Since March 27, all international NGO healthcare workers at Rohingya camps were suspended after Rakhine mobs attacked their offices in Sittwe. Before the violence, Rakhine and Muslims were living side-by-side for generations. In many instances, it was an employee-employer relationship as most of Rohingya Muslims worked in Rakhine's shops, restaurants and houses as labourers. While Rohingya Muslims drove trishaws in Sittwe, Rakhine were their passengers. The situation took a turn overnight in the middle of 2012 following photos of a raped and murdered Rakhine girl that appeared on social media such as Facebook and the streets of Rakhine. Three Muslim were accused. The incident ignited sectarian violence between Rakhine Buddhist and Muslims across Rakhine in the following days, and hundreds were killed and millions of dollars worth of properties were destroyed.

The government in Nay Pyi Daw now separates and bars the two communities from using barbed wire and security forces on grounds of preventing hatred and further violence.

Many people in the country including those in Rakhine feel that such tactics are fruitless in the long run since they don't address the root causes of the crisis.

"Muslim refugees without hope for education can be more dangerous," said U Khaing Kaung Zan, director of the Wan Latt development foundation in Sittwe.

"People without education can become extremists at any time."

As Rohingya are banned from higher education,an increasing alternative education resource for Muslim teenagers has become "Madrasa" religious schools set up in the IDP camps and villages.

A major Madrasa is the Dar Paing Madrasa near Sittwe.
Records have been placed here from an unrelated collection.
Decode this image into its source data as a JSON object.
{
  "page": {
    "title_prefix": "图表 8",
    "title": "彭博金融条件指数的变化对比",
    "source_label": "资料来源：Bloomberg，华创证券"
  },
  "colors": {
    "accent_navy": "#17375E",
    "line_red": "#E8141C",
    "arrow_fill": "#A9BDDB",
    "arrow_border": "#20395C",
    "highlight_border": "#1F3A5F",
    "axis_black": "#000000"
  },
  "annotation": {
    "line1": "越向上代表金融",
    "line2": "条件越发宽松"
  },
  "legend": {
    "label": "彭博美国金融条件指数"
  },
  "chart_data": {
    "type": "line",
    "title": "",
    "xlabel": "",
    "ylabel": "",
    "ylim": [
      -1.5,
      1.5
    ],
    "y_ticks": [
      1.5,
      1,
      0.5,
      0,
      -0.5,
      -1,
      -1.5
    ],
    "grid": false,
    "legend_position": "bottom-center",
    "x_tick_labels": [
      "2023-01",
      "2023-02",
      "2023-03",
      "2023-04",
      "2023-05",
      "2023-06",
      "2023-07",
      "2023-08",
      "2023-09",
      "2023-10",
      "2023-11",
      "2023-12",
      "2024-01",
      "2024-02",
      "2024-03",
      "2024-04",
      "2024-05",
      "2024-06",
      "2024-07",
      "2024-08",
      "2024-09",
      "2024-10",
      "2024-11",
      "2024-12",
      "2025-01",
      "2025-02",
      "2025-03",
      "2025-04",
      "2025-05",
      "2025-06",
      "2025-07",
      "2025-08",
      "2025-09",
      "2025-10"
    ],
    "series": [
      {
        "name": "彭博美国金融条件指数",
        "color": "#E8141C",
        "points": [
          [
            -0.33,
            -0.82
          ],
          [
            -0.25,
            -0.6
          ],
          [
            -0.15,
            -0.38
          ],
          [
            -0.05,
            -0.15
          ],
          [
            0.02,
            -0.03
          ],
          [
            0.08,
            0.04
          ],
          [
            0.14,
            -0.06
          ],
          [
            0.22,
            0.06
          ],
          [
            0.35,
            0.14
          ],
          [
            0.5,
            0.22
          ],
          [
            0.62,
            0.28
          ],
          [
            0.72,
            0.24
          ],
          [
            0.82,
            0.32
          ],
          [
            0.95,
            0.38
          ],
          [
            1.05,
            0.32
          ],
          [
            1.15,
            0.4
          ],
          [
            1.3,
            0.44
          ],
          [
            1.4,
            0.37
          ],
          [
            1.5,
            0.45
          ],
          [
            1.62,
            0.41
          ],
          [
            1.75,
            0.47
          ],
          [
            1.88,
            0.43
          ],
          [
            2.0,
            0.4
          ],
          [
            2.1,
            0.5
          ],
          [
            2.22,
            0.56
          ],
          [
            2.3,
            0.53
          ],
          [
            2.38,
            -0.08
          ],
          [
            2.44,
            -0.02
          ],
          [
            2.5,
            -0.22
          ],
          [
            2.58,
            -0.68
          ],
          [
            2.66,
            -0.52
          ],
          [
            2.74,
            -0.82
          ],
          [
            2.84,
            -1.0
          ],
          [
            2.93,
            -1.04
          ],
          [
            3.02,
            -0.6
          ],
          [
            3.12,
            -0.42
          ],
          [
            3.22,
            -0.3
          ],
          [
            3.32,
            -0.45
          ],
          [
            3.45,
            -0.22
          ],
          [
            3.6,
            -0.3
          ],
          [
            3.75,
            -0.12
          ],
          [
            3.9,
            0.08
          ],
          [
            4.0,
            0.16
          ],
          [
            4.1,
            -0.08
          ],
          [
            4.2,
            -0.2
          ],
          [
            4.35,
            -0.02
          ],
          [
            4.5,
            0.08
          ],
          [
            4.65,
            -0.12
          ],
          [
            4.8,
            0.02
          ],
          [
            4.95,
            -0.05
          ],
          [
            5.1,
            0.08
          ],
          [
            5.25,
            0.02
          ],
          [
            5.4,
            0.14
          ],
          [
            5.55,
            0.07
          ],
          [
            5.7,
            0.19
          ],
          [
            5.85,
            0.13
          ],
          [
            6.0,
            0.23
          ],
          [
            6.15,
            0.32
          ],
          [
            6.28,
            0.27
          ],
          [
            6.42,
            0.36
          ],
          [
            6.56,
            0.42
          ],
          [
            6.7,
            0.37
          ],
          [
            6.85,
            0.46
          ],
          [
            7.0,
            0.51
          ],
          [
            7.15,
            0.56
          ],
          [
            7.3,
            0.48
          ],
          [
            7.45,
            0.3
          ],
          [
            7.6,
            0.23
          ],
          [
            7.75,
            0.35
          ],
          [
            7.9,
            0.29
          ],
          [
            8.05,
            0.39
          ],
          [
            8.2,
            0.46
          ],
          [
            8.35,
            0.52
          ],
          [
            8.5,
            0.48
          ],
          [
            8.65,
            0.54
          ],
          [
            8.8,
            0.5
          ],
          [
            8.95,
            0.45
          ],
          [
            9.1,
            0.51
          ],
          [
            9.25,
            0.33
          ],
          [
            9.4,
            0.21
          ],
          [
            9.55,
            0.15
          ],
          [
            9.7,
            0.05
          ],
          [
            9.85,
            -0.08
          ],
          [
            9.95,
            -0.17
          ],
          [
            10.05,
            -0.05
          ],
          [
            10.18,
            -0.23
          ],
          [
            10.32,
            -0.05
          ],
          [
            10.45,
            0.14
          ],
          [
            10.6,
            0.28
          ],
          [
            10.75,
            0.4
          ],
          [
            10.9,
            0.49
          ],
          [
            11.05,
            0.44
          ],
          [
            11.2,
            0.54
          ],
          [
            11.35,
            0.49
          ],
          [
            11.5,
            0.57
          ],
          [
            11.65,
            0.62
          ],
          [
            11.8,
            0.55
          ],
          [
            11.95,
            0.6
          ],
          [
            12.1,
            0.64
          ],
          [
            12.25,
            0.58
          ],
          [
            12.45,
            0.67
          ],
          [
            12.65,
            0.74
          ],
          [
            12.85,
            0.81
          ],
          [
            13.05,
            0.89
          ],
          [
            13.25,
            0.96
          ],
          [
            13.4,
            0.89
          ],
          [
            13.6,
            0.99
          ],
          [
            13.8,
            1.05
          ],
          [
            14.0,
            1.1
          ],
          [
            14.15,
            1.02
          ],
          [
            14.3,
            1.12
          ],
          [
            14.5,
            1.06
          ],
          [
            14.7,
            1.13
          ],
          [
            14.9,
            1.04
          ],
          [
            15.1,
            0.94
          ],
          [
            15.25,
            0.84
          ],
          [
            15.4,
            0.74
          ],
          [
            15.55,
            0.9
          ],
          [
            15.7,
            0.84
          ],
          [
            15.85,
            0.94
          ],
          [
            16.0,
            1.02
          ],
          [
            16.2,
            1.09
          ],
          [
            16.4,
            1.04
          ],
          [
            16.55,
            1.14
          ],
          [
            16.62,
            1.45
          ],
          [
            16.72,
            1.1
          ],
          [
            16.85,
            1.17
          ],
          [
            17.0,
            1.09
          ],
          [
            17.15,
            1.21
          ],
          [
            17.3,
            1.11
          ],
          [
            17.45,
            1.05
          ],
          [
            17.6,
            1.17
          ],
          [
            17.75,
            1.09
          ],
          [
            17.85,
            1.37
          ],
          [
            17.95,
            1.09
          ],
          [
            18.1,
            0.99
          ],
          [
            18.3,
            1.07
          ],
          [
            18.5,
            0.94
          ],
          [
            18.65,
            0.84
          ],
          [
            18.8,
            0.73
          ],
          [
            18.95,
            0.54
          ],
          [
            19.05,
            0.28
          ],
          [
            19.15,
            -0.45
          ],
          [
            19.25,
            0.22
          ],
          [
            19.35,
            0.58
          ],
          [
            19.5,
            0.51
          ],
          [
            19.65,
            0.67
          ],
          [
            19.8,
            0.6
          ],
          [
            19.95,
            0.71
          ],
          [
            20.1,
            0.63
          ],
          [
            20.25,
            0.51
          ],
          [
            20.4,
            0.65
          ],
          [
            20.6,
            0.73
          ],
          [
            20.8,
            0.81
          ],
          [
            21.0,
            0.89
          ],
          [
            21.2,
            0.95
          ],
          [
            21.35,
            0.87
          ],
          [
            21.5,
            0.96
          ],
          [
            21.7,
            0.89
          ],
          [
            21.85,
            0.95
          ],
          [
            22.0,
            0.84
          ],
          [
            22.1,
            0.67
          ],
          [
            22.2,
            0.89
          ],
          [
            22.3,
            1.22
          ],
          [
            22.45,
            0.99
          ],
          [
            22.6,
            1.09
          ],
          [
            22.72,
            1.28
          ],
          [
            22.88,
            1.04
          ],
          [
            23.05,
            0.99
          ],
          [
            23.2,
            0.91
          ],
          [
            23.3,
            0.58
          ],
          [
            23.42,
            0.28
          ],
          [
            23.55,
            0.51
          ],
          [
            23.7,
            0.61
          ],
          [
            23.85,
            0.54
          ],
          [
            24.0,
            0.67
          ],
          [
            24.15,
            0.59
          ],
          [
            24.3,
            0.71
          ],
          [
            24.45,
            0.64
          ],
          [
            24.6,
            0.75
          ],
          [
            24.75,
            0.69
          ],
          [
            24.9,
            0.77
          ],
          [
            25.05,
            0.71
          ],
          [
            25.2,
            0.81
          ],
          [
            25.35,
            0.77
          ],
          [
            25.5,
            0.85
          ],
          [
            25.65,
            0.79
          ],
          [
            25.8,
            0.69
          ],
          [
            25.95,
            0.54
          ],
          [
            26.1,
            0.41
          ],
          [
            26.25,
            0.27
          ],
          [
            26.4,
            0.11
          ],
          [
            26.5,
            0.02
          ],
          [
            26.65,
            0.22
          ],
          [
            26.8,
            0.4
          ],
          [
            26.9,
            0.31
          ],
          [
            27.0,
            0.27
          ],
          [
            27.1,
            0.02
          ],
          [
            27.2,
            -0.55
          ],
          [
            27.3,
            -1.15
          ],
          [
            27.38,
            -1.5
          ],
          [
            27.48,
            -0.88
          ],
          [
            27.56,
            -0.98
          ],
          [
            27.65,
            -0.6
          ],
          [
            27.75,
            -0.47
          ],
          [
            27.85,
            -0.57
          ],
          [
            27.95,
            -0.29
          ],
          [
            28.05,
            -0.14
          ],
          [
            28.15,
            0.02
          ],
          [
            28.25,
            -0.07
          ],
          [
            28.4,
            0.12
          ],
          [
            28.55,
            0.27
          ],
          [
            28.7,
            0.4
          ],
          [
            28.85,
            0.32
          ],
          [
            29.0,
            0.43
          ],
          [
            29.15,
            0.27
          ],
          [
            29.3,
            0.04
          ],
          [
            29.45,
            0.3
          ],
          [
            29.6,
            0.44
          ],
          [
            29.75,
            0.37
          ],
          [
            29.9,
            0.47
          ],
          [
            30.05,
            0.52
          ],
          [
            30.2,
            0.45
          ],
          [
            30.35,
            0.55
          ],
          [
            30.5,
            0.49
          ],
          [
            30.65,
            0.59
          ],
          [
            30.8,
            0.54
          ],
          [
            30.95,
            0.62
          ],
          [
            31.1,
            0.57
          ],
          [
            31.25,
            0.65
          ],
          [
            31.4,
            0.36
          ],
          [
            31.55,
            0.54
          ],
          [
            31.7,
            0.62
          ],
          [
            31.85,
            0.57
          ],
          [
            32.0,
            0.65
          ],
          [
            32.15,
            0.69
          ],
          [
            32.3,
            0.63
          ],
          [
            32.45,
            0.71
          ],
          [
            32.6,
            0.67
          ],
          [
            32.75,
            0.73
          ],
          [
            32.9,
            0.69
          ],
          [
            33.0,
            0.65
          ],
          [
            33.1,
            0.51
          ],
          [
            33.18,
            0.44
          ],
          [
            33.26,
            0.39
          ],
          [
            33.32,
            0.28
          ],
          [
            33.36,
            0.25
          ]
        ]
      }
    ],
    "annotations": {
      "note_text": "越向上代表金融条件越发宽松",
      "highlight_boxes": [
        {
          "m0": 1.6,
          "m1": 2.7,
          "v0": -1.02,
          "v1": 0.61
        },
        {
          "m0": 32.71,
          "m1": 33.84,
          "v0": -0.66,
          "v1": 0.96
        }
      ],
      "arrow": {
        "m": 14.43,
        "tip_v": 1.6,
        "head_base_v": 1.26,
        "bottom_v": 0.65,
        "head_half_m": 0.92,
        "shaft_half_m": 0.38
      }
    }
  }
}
Ahmad Hussein, the headMaulana, said the student bodies at religious schools have dramatically increased in the past two years from 50 to 350 members.

"Students cannot go to high school and the university. So we are getting more students,"said Ahmad Hussein, who wears a Pakistani long white dress and sports a beard. Asked whether there are extremists among young Rohingyas since they are living in a heart-breaking environment, Hussein said his preference is escape rather than resistance.

"As long as I'm alive, I'll be patient in this situation. If I could not live here, I would be ready to run away elsewhere," he said.

For some teenage Rohingya Muslim students in the private tuition class organised by teacher U Hla Kyaw, escaping from this tragedy takes on another meaning. They believe hard study to get good marks at the university entrance exam is a ticket out.

"I'm trying to get as high marks as I can in order to go to the medical school in Magway," said Maung Soe Than Htut, a 15-year-old Rohingya student referring to one of four medical universities in Myanmar.

"I know if I cannot get good enough grades to attend medical school, I will be still be locked in here," he said.